The tone and atmosphere is always mute or tense. Take that however you will. Sometimes it works and sometimes no. There are genuinely scary moments, but nothing to write home about.
Trigger Warning: The show depicts rape and I plan to spoil and expand on that portion of the timeline. Know it before venturing forth.
What did You Expect?
With a title like Ju-on: Origins, I thought Kayako and family would haunt viewers in a less ghost-y way. Don’t sit around and wait them. They never show. They pay a lot of homage to the original source material, but not in an unbearable rehash kind of way.
Since the sequels of Ju-On became more streamlined, I didn’t expect the anachronistic ordering (the original did this). More on that later.
Honestly, the series feels like what might have been if The Grudge 2020 turned into a tv show. (What the movie needed to be good.)
Ju-On Not Made for the USA
If you listen to the commentary track of The Grudge 2003, the culture differences and how both the actors and director needed to learn and adjust themselves accordingly pop up frequently. Without that American grounding, some things you need to either learn quick or know already.
The movie tropes like nobodies business. But these are Japanese tropes, so American audiences might not relate. If you are familiar, congratulations!

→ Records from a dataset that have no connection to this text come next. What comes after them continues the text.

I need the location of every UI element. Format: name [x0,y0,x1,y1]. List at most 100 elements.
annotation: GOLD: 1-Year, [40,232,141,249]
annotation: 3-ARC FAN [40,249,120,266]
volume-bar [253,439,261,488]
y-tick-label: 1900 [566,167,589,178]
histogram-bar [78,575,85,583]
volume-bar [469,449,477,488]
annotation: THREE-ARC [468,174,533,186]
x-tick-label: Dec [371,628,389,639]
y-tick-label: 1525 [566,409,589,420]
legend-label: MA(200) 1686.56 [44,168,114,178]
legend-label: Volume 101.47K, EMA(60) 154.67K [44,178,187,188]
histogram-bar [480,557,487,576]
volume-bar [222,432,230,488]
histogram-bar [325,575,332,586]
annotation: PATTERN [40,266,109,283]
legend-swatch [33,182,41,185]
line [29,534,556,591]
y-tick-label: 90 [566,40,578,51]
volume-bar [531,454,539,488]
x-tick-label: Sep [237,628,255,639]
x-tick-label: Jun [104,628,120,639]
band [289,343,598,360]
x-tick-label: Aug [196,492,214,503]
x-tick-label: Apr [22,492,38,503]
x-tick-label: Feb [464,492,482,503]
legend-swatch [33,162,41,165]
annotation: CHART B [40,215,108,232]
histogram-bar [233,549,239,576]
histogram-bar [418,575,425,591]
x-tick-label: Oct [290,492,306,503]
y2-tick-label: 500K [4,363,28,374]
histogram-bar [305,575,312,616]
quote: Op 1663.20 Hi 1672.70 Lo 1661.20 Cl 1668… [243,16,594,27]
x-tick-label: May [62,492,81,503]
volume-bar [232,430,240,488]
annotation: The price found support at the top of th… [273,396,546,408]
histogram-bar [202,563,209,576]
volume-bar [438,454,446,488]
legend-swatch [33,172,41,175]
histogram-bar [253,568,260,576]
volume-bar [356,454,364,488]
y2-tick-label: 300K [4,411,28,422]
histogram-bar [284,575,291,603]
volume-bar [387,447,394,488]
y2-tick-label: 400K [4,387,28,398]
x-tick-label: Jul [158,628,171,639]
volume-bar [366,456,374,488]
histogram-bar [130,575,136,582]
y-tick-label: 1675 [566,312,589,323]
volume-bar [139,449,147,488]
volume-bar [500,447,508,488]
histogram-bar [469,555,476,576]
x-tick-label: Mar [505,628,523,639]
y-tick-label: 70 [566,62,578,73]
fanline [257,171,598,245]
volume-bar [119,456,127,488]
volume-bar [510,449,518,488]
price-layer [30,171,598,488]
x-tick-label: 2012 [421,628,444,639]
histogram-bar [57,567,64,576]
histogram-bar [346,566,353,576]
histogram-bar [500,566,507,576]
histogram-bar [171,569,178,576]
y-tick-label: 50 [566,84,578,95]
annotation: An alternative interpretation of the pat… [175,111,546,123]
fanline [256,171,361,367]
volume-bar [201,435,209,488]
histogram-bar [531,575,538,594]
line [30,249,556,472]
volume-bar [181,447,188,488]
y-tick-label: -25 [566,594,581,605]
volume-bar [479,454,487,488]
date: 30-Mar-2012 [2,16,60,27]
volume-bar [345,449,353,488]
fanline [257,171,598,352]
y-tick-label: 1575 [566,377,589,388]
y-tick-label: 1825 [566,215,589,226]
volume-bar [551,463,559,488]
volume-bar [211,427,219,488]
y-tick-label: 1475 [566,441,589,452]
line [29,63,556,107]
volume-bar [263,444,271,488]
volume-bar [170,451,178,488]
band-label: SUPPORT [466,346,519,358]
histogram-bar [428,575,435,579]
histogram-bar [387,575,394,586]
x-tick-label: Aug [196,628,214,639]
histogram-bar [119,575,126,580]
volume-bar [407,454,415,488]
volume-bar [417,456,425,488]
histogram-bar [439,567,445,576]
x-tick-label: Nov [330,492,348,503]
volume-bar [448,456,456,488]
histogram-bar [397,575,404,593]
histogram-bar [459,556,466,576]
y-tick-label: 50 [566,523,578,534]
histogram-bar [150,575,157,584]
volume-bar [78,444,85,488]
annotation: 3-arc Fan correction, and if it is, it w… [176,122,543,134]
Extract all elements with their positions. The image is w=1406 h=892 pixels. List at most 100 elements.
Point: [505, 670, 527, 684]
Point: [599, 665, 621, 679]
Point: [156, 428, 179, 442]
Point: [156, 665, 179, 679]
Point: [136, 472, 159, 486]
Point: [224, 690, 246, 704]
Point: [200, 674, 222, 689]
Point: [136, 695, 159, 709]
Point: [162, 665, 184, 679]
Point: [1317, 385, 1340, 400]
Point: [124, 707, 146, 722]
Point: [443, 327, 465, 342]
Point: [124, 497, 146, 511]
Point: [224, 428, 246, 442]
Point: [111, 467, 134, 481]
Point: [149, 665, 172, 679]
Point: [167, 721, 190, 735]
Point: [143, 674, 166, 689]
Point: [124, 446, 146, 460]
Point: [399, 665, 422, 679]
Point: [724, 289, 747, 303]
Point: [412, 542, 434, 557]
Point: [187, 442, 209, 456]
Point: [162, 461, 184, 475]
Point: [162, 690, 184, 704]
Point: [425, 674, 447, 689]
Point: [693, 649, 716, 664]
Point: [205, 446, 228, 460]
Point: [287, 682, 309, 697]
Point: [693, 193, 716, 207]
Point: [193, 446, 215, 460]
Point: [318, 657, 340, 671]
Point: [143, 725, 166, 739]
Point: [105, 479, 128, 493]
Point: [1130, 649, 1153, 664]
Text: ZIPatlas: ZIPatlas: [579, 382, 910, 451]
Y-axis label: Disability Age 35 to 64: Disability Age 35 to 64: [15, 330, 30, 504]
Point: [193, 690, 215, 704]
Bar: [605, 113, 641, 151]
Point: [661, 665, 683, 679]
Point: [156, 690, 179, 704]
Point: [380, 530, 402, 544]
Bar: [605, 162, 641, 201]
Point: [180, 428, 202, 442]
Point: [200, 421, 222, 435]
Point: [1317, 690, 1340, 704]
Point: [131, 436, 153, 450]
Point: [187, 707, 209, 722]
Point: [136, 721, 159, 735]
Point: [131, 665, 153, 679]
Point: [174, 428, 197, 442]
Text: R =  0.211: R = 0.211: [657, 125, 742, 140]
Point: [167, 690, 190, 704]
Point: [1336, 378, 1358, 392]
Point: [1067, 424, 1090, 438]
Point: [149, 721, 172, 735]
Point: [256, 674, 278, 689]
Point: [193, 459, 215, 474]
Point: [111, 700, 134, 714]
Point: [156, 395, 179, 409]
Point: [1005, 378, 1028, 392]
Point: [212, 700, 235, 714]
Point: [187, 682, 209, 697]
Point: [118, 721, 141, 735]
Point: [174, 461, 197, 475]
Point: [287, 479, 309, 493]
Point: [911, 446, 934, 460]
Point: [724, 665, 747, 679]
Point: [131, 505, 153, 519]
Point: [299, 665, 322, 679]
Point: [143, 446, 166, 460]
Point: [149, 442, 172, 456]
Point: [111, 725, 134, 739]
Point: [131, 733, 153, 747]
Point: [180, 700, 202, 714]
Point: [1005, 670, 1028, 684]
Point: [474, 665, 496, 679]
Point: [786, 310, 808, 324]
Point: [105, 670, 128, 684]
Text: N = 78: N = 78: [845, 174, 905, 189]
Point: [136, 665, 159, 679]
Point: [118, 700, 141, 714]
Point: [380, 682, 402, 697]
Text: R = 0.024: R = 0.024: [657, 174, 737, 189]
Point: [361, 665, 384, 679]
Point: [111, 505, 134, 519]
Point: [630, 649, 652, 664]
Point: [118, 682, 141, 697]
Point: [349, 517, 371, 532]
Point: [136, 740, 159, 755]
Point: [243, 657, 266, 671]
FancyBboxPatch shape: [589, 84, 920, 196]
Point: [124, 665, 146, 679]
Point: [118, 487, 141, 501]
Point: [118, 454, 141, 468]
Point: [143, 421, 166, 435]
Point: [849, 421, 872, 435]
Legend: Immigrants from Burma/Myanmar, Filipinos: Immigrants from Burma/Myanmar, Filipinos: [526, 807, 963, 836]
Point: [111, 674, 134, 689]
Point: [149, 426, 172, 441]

You see everything coming a mile away.
I didn’t pay much attention to costume design until I watched this video addressing the importance of it. As par for the course the outfits and hair say who they are as people. Watching a lot of Japanese movies, I know that this :
is an outdated look. Instinctively, I pick up on the timey-wimey shenanigans going on. The show doesn’t clue you in until the beginning of the second episode; it only tells you what it wants you to know in that moment. This gets frustrating to keep track of characters.
Yes. The original did this, but was at most a 2 hour movie whose segments were divided by the people: Katsuya, Izumi, Rika. And The Grudge 2003 specifically changed this storytelling device to smooth over any confusion. Pulp Fiction, Origins is not.
Rape and All That Entails
Two bullies whisk someone somewhere abandoned, a guy rapes her, and then blackmails her. It’s a common enough depiction in Japan storytelling. The rape itself I have no problem with because it serves A LOT of purpose in the story.
The rape puts all of them in the house, shows the girl’s virginity (which is important to develop 3 parent-child relationships), leads to a kid (I think. It got weird), and provides decent blackmail. The reactions are my issue.
Let’s wave away some things with a ‘the house made them crazy’ argument. Why did the bully give the girl the blackmail photos? Why did the guy decide to take responsibility for the rape? I mean he was dating bully girl before and acted totally apathetic to his victim. Okay, she blackmails him with the photos bully handed over, but then how was bully supposed to use them?
A large chunk of the story hinges on the rape. It needs to make sense.
And as long as I’m spoiling things, people melted. It was funny.
As it stands? (2.5 / 5)
I don’t dislike it, and it isn’t finished yet. Mostly I’m confused and need people to nerd out and compare notes here. When season 2 comes out, maybe everything will be clear. If I retain the necessary info from season 1.